Immer mehr der Monster bewegten sich nun über und um sie herum, positionierten sich auf den Bäumen und am Boden und schienen alle dasselbe zu tun. Hunderte, Tausende und, soweit Sal es beurteilen konnte, möglicherweise Millionen von ihnen spritzten das, was in ihren Stacheln war, in die Oberflächen. Er blieb bei seiner Vermutung, dass es sich um den Schleim handelte, aber er wollte trotzdem Proben nehmen, wenn die Mutanten sich wieder entfernten. Falls sie das taten.
Er ging näher an den Baum heran, um zu sehen, ob er einen genaueren Blick darauf werfen konnte und zu seiner Überraschung stießen die Kreaturen um ihn herum ihre Stacheln ab und entfernten sich. Die Bewegung löste eine Kettenreaktion aus, die um ihn die gleiche Art von Schutzblase hinterließ.

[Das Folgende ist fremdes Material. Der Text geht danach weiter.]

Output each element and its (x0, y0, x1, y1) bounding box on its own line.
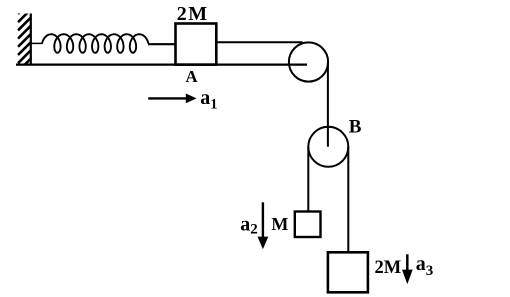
arrow a3 (402, 254, 413, 284)
svg-text:a2: a2 (240, 213, 257, 237)
svg-text:2M: 2M (177, 3, 209, 25)
block M (295, 212, 321, 238)
top pulley (289, 42, 328, 81)
arrow a2 (258, 202, 269, 249)
arrow a1 (148, 94, 196, 104)
spring anchor wire (31, 42, 43, 44)
pulley B (308, 127, 348, 167)
svg-text:2M: 2M (375, 258, 402, 278)
string B to block M (307, 147, 309, 212)
ground line (16, 63, 307, 65)
svg-text:a1: a1 (200, 87, 217, 113)
string B to block 2M (347, 147, 349, 253)
string top pulley to pulley B (327, 62, 329, 147)
string block A to pulley (216, 41, 302, 43)
wall hatching (18, 1, 31, 71)
block A (2M) (176, 24, 217, 65)
svg-text:A: A (185, 67, 198, 86)
block 2M (328, 252, 368, 292)
spring (42, 34, 148, 53)
svg-text:a3: a3 (416, 253, 434, 279)
wire spring to block A (148, 43, 176, 45)
wall face line (30, 14, 32, 65)
svg-text:B: B (349, 116, 362, 137)
svg-text:M: M (271, 214, 288, 234)
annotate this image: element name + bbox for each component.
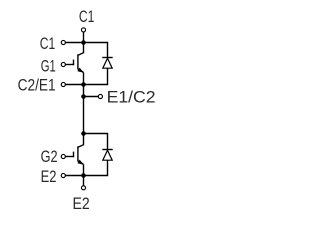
wire: G2 row <box>63 156 74 158</box>
svg-text:C1: C1 <box>79 7 95 26</box>
wire: node E2 to bottom terminal <box>83 176 85 187</box>
terminal circle C2/E1 <box>61 82 65 86</box>
wire: D2 anode to node E2 <box>84 160 108 175</box>
diode D2 triangle <box>103 150 112 160</box>
terminal circle C1 top <box>81 28 85 32</box>
IGBT T1 collector lead <box>78 43 84 56</box>
wire: top terminal stub to collector rail <box>83 31 85 43</box>
IGBT T2 body bar <box>77 146 79 161</box>
node: T2 collector junction <box>81 131 86 136</box>
wire: collector rail to diode D1 cathode <box>84 43 108 58</box>
diode D1 triangle <box>103 58 112 68</box>
node: collector rail junction <box>81 40 86 45</box>
terminal circle E2 <box>61 173 65 177</box>
diode D1 cathode bar <box>102 57 112 59</box>
svg-text:E2: E2 <box>41 167 57 186</box>
svg-text:E1/C2: E1/C2 <box>107 87 156 106</box>
svg-text:E2: E2 <box>73 194 90 213</box>
wire: G1 row <box>63 64 74 66</box>
svg-text:G2: G2 <box>41 147 58 166</box>
IGBT T1 emitter lead with arrow <box>78 69 84 72</box>
wire: E1/C2 row <box>84 96 101 98</box>
terminal circle G1 <box>61 62 65 66</box>
IGBT T2 emitter lead with arrow <box>78 161 84 164</box>
diode D2 cathode bar <box>102 149 112 151</box>
node: E2 junction <box>81 173 86 178</box>
IGBT T1 body bar <box>77 54 79 69</box>
terminal circle C1 left <box>61 40 65 44</box>
terminal circle E1/C2 <box>98 94 102 98</box>
wire: bus node A to node B to T2 collector <box>83 85 85 134</box>
wire: T2 emitter to node E2 <box>83 164 85 175</box>
svg-text:C2/E1: C2/E1 <box>18 76 56 95</box>
node A: C2/E1 junction <box>81 82 86 87</box>
svg-text:C1: C1 <box>40 34 56 53</box>
wire: E2 row <box>63 175 83 177</box>
IGBT T2 collector lead <box>78 134 84 148</box>
terminal circle E2 bottom <box>81 186 85 190</box>
svg-text:G1: G1 <box>41 56 56 75</box>
wire: C1 row <box>63 42 83 44</box>
wire: D1 anode to node A <box>84 68 108 84</box>
terminal circle G2 <box>61 154 65 158</box>
node B: midpoint junction <box>81 94 86 99</box>
wire: C2/E1 row <box>63 84 83 86</box>
IGBT T2 gate bar <box>73 152 75 158</box>
wire: T2 collector rail to diode D2 cathode <box>84 134 108 150</box>
wire: T1 emitter to node A <box>83 72 85 84</box>
IGBT T1 gate bar <box>73 60 75 66</box>
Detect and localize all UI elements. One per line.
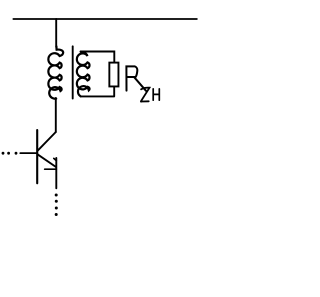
transformer T1 secondary winding — [77, 52, 90, 97]
transformer T1 core — [72, 46, 74, 98]
wire top supply bus — [13, 18, 197, 20]
transistor Q1 emitter stroke — [38, 154, 57, 167]
wire resistor R2H bottom to secondary — [81, 87, 115, 97]
transformer T1 primary winding — [48, 46, 63, 98]
transistor Q1 emitter arrowhead barb — [45, 168, 57, 170]
transistor Q1 emitter arrowhead hook — [54, 158, 57, 160]
wire secondary top to resistor R2H — [81, 52, 115, 63]
node emitter continuation dots — [55, 194, 58, 217]
wire drop from bus to primary — [55, 19, 57, 47]
wire base lead — [20, 152, 37, 154]
label R2H : letter R — [126, 66, 146, 90]
node base continuation dots — [2, 152, 18, 155]
transistor Q1 collector stroke — [38, 132, 56, 151]
label R2H : subscript 2 — [141, 88, 150, 102]
resistor R2H body — [109, 63, 118, 87]
wire collector lead from primary — [55, 98, 57, 132]
label R2H : subscript H — [153, 89, 159, 100]
wire emitter lead — [55, 158, 57, 188]
transistor Q1 base bar — [36, 130, 38, 183]
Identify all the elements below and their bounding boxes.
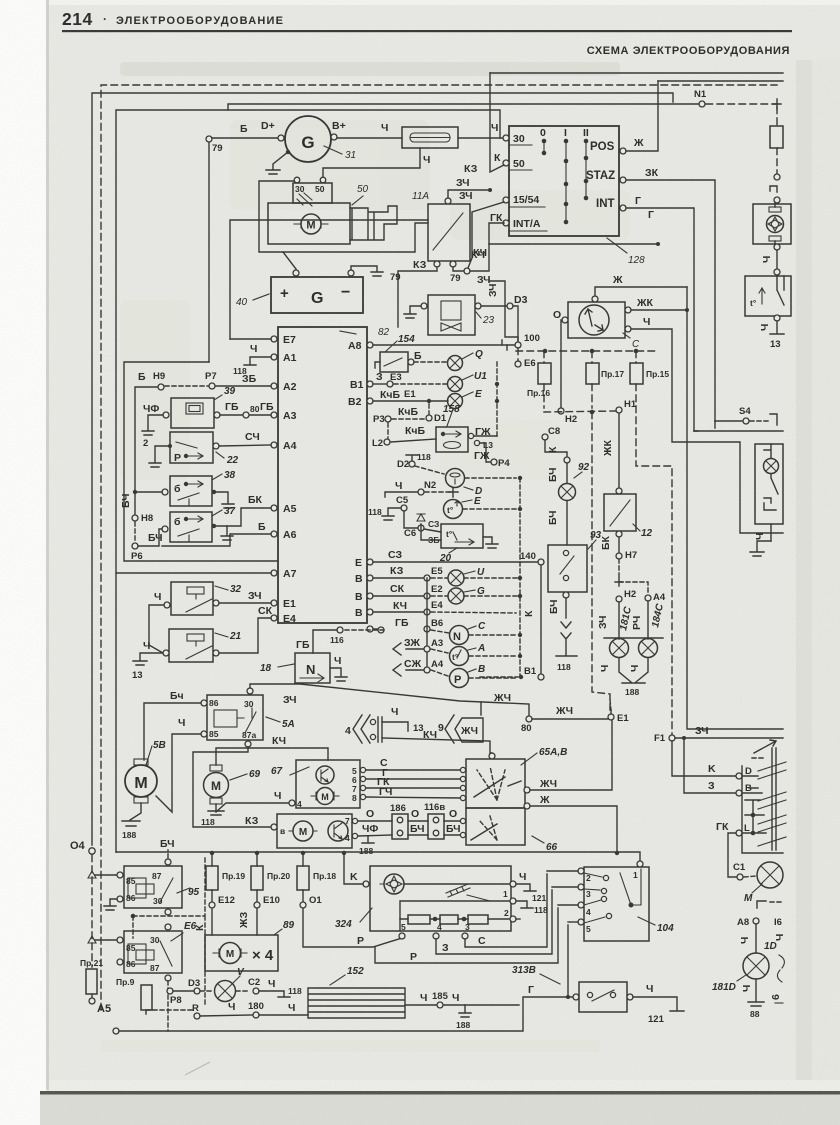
svg-text:ГБ: ГБ: [225, 401, 239, 413]
svg-text:87a: 87a: [242, 730, 256, 740]
svg-text:U1: U1: [474, 371, 487, 382]
svg-text:69: 69: [249, 769, 261, 780]
fuse Pr18: [302, 853, 304, 866]
svg-text:Пр.17: Пр.17: [601, 369, 624, 379]
svg-text:СХЕМА ЭЛЕКТРООБОРУДОВАНИЯ: СХЕМА ЭЛЕКТРООБОРУДОВАНИЯ: [587, 45, 790, 57]
svg-text:116в: 116в: [424, 802, 445, 813]
thermal switch 13: [745, 276, 791, 316]
relay 37: [170, 512, 212, 542]
svg-text:М: М: [306, 220, 315, 232]
svg-text:N: N: [453, 631, 461, 643]
svg-text:A2: A2: [283, 381, 297, 393]
wire B1 row E3: [373, 383, 386, 385]
svg-text:К: К: [523, 610, 535, 617]
svg-text:30: 30: [153, 896, 163, 906]
generator G (31): [285, 116, 331, 162]
svg-text:116: 116: [330, 635, 344, 645]
svg-text:30: 30: [513, 133, 525, 145]
row 2 BCh: [358, 835, 392, 836]
svg-text:Ч: Ч: [274, 790, 281, 802]
svg-text:Ч: Ч: [774, 934, 786, 941]
svg-text:E12: E12: [218, 895, 235, 906]
svg-text:М: М: [211, 779, 221, 793]
wire GB row B6: [373, 628, 378, 630]
wire A2 row with H9 P7: [135, 387, 157, 514]
svg-text:СЗ: СЗ: [388, 549, 402, 561]
svg-text:БЧ: БЧ: [120, 493, 132, 508]
wire K to column D: [672, 741, 735, 776]
svg-text:КЗ: КЗ: [245, 815, 259, 827]
node C6 and diode: [404, 511, 417, 528]
svg-text:121: 121: [648, 1014, 665, 1025]
svg-text:Ч: Ч: [154, 591, 161, 603]
node A4 lamp: [645, 595, 651, 601]
speed sensor D: [415, 466, 444, 474]
svg-text:Ч: Ч: [739, 937, 751, 944]
wiper switch 65A,B: [466, 759, 525, 808]
svg-text:118: 118: [288, 986, 302, 996]
node C5 ground: [401, 505, 407, 511]
ignition switch 128: [509, 126, 619, 236]
tachometer N: [431, 630, 449, 633]
svg-text:I: I: [564, 127, 567, 139]
svg-text:313B: 313B: [512, 965, 536, 976]
svg-text:C2: C2: [248, 977, 260, 988]
svg-text:188: 188: [359, 846, 373, 856]
svg-text:Ч: Ч: [178, 717, 185, 729]
wire Ch N2: [385, 492, 417, 497]
relay 12 riser ZhK: [618, 414, 620, 491]
svg-text:100: 100: [524, 333, 540, 344]
svg-text:B: B: [355, 607, 363, 619]
wire A8 to node 100: [373, 344, 518, 346]
svg-text:H9: H9: [153, 371, 165, 382]
gear indicator N box 18: [295, 653, 330, 683]
svg-text:ЗБ: ЗБ: [242, 373, 257, 385]
lamp U1: [448, 377, 463, 392]
generator ground: [266, 152, 288, 174]
svg-text:E10: E10: [263, 895, 280, 906]
wires 104 left: [547, 870, 578, 872]
svg-text:E: E: [474, 496, 481, 507]
left terminals of 82: [70, 333, 786, 1034]
svg-text:БК: БК: [248, 494, 263, 506]
svg-text:B: B: [355, 573, 363, 585]
column switch assembly right: [742, 766, 783, 853]
svg-text:ЗЧ: ЗЧ: [459, 190, 473, 202]
svg-text:79: 79: [390, 272, 401, 283]
svg-text:U: U: [477, 567, 485, 578]
wire Z: [436, 890, 552, 954]
svg-text:Ч: Ч: [741, 985, 753, 992]
svg-text:B1: B1: [350, 379, 364, 391]
svg-text:22: 22: [226, 455, 239, 466]
dashed harness frame: [101, 85, 777, 1010]
designator 40: [253, 294, 269, 300]
fuse Pr15: [635, 351, 637, 363]
svg-text:C: C: [478, 621, 486, 632]
lamp 92: [566, 463, 568, 483]
svg-text:ЖЧ: ЖЧ: [539, 778, 557, 790]
svg-text:31: 31: [345, 150, 356, 161]
svg-text:1D: 1D: [764, 941, 777, 952]
svg-text:3: 3: [586, 889, 591, 899]
svg-text:A8: A8: [737, 917, 749, 928]
wire ZhCh 65 to E1: [524, 787, 530, 793]
svg-text:79: 79: [212, 143, 223, 154]
wire Zh clock top: [595, 287, 687, 296]
svg-text:ГЖ: ГЖ: [474, 450, 490, 462]
svg-text:б: б: [174, 483, 181, 495]
fusible link box: [402, 127, 458, 148]
svg-text:ЗЧ: ЗЧ: [695, 725, 709, 737]
svg-text:H2: H2: [565, 414, 577, 425]
svg-text:B+: B+: [332, 120, 346, 132]
svg-text:Ч: Ч: [599, 665, 611, 672]
svg-text:80: 80: [250, 404, 260, 414]
lamp 181D: [743, 953, 769, 979]
wire SK row E2 lamp G: [373, 595, 424, 597]
resistor block 152: [308, 988, 405, 1018]
svg-text:БЧ: БЧ: [446, 823, 461, 835]
lever shaft: [772, 748, 776, 850]
svg-text:C: C: [478, 935, 486, 947]
svg-text:67: 67: [271, 766, 283, 777]
node O4: [89, 848, 95, 854]
svg-text:t°: t°: [447, 505, 454, 515]
main connector box 82: [278, 327, 367, 623]
wire A1 ground 118: [244, 357, 271, 365]
svg-text:КЧ: КЧ: [393, 600, 407, 612]
svg-text:Ч: Ч: [423, 154, 430, 166]
svg-text:C: C: [632, 339, 640, 350]
svg-text:158: 158: [443, 404, 460, 415]
svg-text:A5: A5: [97, 1003, 111, 1015]
electric fan motor top right: [753, 204, 791, 244]
node C8: [542, 434, 548, 440]
ground 188 for lamps: [619, 658, 648, 683]
svg-text:118: 118: [557, 662, 571, 672]
svg-text:121: 121: [532, 893, 546, 903]
svg-text:4: 4: [345, 725, 351, 737]
svg-text:POS: POS: [590, 141, 615, 153]
svg-text:H7: H7: [625, 550, 637, 561]
node E1: [610, 700, 611, 710]
bottom terminals of 324: [399, 933, 405, 939]
svg-text:118: 118: [201, 817, 215, 827]
wire ZCh F1: [675, 737, 783, 739]
relay E6: [95, 939, 116, 941]
svg-text:Ч: Ч: [452, 992, 459, 1004]
svg-text:154: 154: [398, 334, 415, 345]
relay 38: [170, 476, 212, 506]
svg-text:Пр.20: Пр.20: [267, 871, 290, 881]
wire Zh 66: [524, 803, 530, 809]
svg-text:ЗК: ЗК: [645, 167, 659, 179]
svg-text:50: 50: [357, 184, 369, 195]
svg-text:O4: O4: [70, 840, 86, 852]
wire 2 row: [516, 918, 520, 920]
wire Z to column B: [682, 736, 686, 740]
switch 32: [171, 582, 213, 615]
wire GK INT/A: [489, 223, 658, 244]
svg-text:P: P: [357, 935, 364, 947]
wire KZ row E5 lamp U: [373, 577, 424, 579]
battery 40: [271, 277, 363, 313]
svg-text:88: 88: [750, 1009, 760, 1019]
thermo valve box 23: [428, 295, 475, 335]
svg-text:C6: C6: [404, 528, 416, 539]
S4 row: [715, 420, 742, 422]
svg-text:E4: E4: [431, 600, 443, 611]
svg-text:6: 6: [770, 994, 782, 1000]
svg-text:ЖЧ: ЖЧ: [460, 725, 478, 737]
svg-text:О: О: [553, 309, 561, 321]
svg-text:L3: L3: [483, 440, 493, 450]
dashed fuse bus top: [516, 350, 655, 352]
svg-text:ГБ: ГБ: [296, 639, 310, 651]
svg-text:13: 13: [132, 670, 143, 681]
svg-text:118: 118: [417, 452, 431, 462]
svg-text:G: G: [311, 290, 323, 307]
svg-text:B1: B1: [524, 666, 537, 677]
svg-text:БЧ: БЧ: [547, 510, 559, 525]
svg-text:188: 188: [122, 830, 136, 840]
svg-text:СК: СК: [258, 605, 273, 617]
svg-text:Ч: Ч: [759, 324, 771, 331]
node H1: [616, 407, 622, 413]
svg-text:STAZ: STAZ: [586, 170, 615, 182]
svg-text:КчБ: КчБ: [398, 406, 419, 418]
svg-text:B: B: [355, 591, 363, 603]
svg-text:М: М: [299, 827, 307, 838]
svg-text:Ч: Ч: [143, 640, 150, 652]
svg-text:P4: P4: [498, 458, 510, 469]
svg-text:E2: E2: [431, 584, 443, 595]
svg-text:КЧ: КЧ: [423, 729, 437, 741]
battery minus ground: [351, 266, 383, 276]
wire B2 row E1: [373, 400, 448, 402]
svg-text:Пр.19: Пр.19: [222, 871, 245, 881]
wire dashed to right edge: [706, 103, 777, 105]
svg-text:79: 79: [450, 273, 461, 284]
svg-text:М: М: [134, 775, 147, 792]
wiper relay 22: [170, 432, 213, 463]
svg-text:R: R: [192, 1003, 199, 1014]
thermo switch 20: [441, 524, 483, 548]
svg-text:Ж: Ж: [633, 137, 644, 149]
washer motor 5B: [125, 765, 157, 797]
svg-text:М: М: [226, 949, 234, 960]
svg-text:66: 66: [546, 842, 558, 853]
wire ZhK clock: [631, 309, 687, 311]
relay cluster frame: [124, 362, 277, 561]
svg-text:38: 38: [224, 470, 236, 481]
svg-text:D2: D2: [397, 459, 409, 470]
svg-text:E5: E5: [431, 566, 443, 577]
svg-text:7: 7: [345, 816, 350, 826]
svg-text:87: 87: [152, 871, 162, 881]
svg-text:5A: 5A: [282, 719, 295, 730]
wire right edge row2: [694, 430, 783, 432]
svg-text:ЧФ: ЧФ: [362, 823, 378, 835]
svg-text:E7: E7: [283, 334, 296, 346]
svg-text:М: М: [321, 792, 329, 802]
svg-text:З: З: [376, 371, 383, 383]
svg-text:КЗ: КЗ: [390, 565, 404, 577]
wire ZhK riser: [687, 287, 783, 729]
interior lamp unit right: [694, 421, 715, 431]
svg-text:Пр.16: Пр.16: [527, 388, 550, 398]
svg-text:B2: B2: [348, 396, 362, 408]
wire K riser to B1: [540, 565, 542, 674]
svg-text:P6: P6: [131, 551, 143, 562]
node 80: [526, 716, 532, 722]
wire B to generator: [212, 137, 278, 139]
wire Ch generator to fuse: [337, 137, 402, 139]
svg-text:50: 50: [315, 184, 325, 194]
svg-text:Ч: Ч: [250, 343, 257, 355]
svg-text:Пр.9: Пр.9: [116, 977, 135, 987]
svg-text:39: 39: [224, 386, 236, 397]
svg-text:ГЧ: ГЧ: [379, 786, 392, 798]
svg-text:БЧ: БЧ: [148, 532, 163, 544]
svg-text:БЧ: БЧ: [547, 467, 559, 482]
svg-text:БЧ: БЧ: [548, 599, 560, 614]
svg-text:Г: Г: [528, 984, 534, 996]
svg-text:КЧ: КЧ: [272, 735, 286, 747]
svg-text:ЖК: ЖК: [636, 297, 653, 309]
svg-text:Б: Б: [258, 521, 266, 533]
svg-text:ЗЧ: ЗЧ: [283, 694, 297, 706]
loop wire upper: [230, 220, 428, 339]
dashed row H2-H1: [544, 411, 616, 412]
svg-text:БЧ: БЧ: [410, 823, 425, 835]
svg-text:H8: H8: [141, 513, 153, 524]
svg-text:A4: A4: [283, 440, 297, 452]
svg-text:0: 0: [540, 127, 546, 139]
svg-text:З: З: [708, 780, 715, 792]
svg-text:БЧ: БЧ: [160, 838, 175, 850]
node H2: [558, 408, 564, 414]
wire ZK: [626, 180, 715, 421]
svg-text:× 4: × 4: [252, 947, 274, 964]
chevron SZh A4: [393, 664, 401, 676]
svg-text:9: 9: [438, 722, 444, 734]
svg-text:A7: A7: [283, 568, 297, 580]
svg-text:13: 13: [413, 723, 424, 734]
svg-text:K: K: [350, 871, 358, 883]
svg-text:ЗЧ: ЗЧ: [597, 615, 609, 629]
svg-text:4: 4: [437, 922, 442, 932]
svg-text:P: P: [454, 674, 461, 686]
relay 12: [604, 494, 636, 531]
svg-text:118: 118: [534, 905, 548, 915]
svg-text:Г: Г: [648, 209, 654, 221]
starter loop wire bottom: [283, 223, 428, 252]
svg-text:б: б: [174, 516, 181, 528]
cigarette lighter 39: [171, 398, 214, 428]
svg-text:Ч: Ч: [646, 983, 653, 995]
svg-text:Пр.15: Пр.15: [646, 369, 669, 379]
wiper motor unit 89: [205, 935, 278, 971]
svg-text:Ч: Ч: [643, 316, 650, 328]
svg-text:B: B: [478, 664, 485, 675]
wire 79 from 11A to bus: [398, 267, 437, 327]
svg-text:30: 30: [295, 184, 305, 194]
svg-text:Б: Б: [240, 123, 248, 135]
svg-text:Ч: Ч: [228, 1001, 235, 1013]
node N1: [699, 101, 705, 107]
node H8: [132, 515, 138, 521]
svg-text:P7: P7: [205, 371, 217, 382]
node F1: [669, 735, 675, 741]
svg-text:D3: D3: [514, 294, 528, 306]
KZ unit with motor and regulator: [277, 814, 352, 848]
svg-text:Ч: Ч: [519, 871, 526, 883]
svg-text:85: 85: [209, 729, 219, 739]
node 79 right: [453, 267, 464, 271]
fuse Pr17: [591, 351, 593, 363]
starter relay: [293, 183, 332, 203]
wire P: [375, 908, 558, 963]
svg-text:ГБ: ГБ: [260, 401, 274, 413]
svg-text:4: 4: [586, 907, 591, 917]
lamp M interior: [757, 862, 783, 888]
wire Ch fuse to ignition: [458, 137, 506, 139]
temp gauge A: [431, 649, 448, 653]
designator 50: [352, 196, 363, 205]
svg-text:Ч: Ч: [334, 655, 341, 667]
svg-text:Ч: Ч: [268, 978, 275, 990]
svg-text:82: 82: [378, 327, 390, 338]
svg-text:INT: INT: [596, 198, 615, 210]
svg-text:КЧ: КЧ: [473, 247, 487, 259]
wire to INT/A: [470, 244, 489, 271]
wire Zh POS: [626, 81, 658, 151]
svg-text:18: 18: [260, 663, 272, 674]
right terminals of 82: [70, 333, 786, 1034]
node E6: [515, 361, 521, 367]
svg-text:87: 87: [150, 963, 160, 973]
clock C: [568, 302, 625, 338]
svg-text:188: 188: [625, 687, 639, 697]
svg-text:Ч: Ч: [761, 256, 773, 263]
svg-text:214: 214: [62, 9, 93, 29]
svg-text:A4: A4: [431, 659, 444, 670]
wire 5: [567, 925, 569, 997]
svg-text:·: ·: [103, 12, 107, 26]
node 79: [206, 136, 212, 142]
svg-text:N: N: [306, 662, 315, 677]
svg-text:−: −: [341, 284, 350, 301]
wire ZCh ignition 15/54: [468, 202, 504, 268]
svg-text:Q: Q: [475, 349, 483, 360]
svg-text:A1: A1: [283, 352, 297, 364]
node column riser: [426, 578, 428, 670]
svg-text:M: M: [744, 893, 753, 904]
wire A5 BK: [214, 508, 271, 526]
wire top bus KZ: [490, 72, 783, 74]
node P6: [132, 543, 138, 549]
fuse top right: [776, 107, 778, 126]
svg-text:3: 3: [465, 922, 470, 932]
svg-text:ЗБ: ЗБ: [428, 535, 439, 545]
svg-text:Бч: Бч: [170, 690, 184, 702]
svg-text:+: +: [280, 285, 289, 302]
svg-text:65A,B: 65A,B: [539, 747, 567, 758]
svg-text:СК: СК: [390, 583, 405, 595]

»Hm.« Madigan grunzte. Sie war mutiger als die meisten anderen und dachte schneller als der Rest des Teams. Sie versuchte, die Szene nachzustellen, trat einen Schritt aus ihrem Schutzkreis heraus und sah interessanterweise, wie sich die Kreaturen ebenfalls von ihr entfernten. Sie gingen den Menschen einfach aus dem Weg, ließen ihnen sogar Platz und gingen dann einfach wieder an die Arbeit.
»Es ist mir egal, was du sagst, das ist nicht normal«, erklärte Savage, die Hände immer noch an seinen Waffen. Er sah definitiv so aus, als wäre er nur ein böses Zucken der Kreaturen davon entfernt, den Abzug zu betätigen.
»Das stimmt«, sagte Courtney. »So etwas habe ich noch nie gesehen, nicht einmal im Zoo.«
»Ich würde darauf wetten, dass die anderen Teams darauf gestoßen sind«, sagte Sal. »Sie sahen eine Horde außerirdischer Monster auf sich zukommen, gerieten in Panik und begannen zu schießen. Ihnen war nicht klar, dass sie wahrscheinlich auch in Ruhe gelassen werden würden, wenn sie sie einfach in Ruhe gelassen hätten. Also … lasst uns die Finger vom Abzug nehmen. Ich denke, es ist sicher, wenn wir weiter zum Labor gehen.«
Madigan nickte zustimmend, ebenso wie Courtney. Savage, Sam und Terry zeigten keine Anzeichen dafür, dass sie mit dieser Vereinbarung einverstanden waren, aber sie schienen auch keine Gründe zu haben, die dagegen sprachen. Sie ließen ihre Waffen jedoch in ihren Händen und die Gruppe bewegte sich mit langsamen, vorsichtigen Schritten in Richtung des Labors und tiefer in die Population der A-Ratten-Choiden.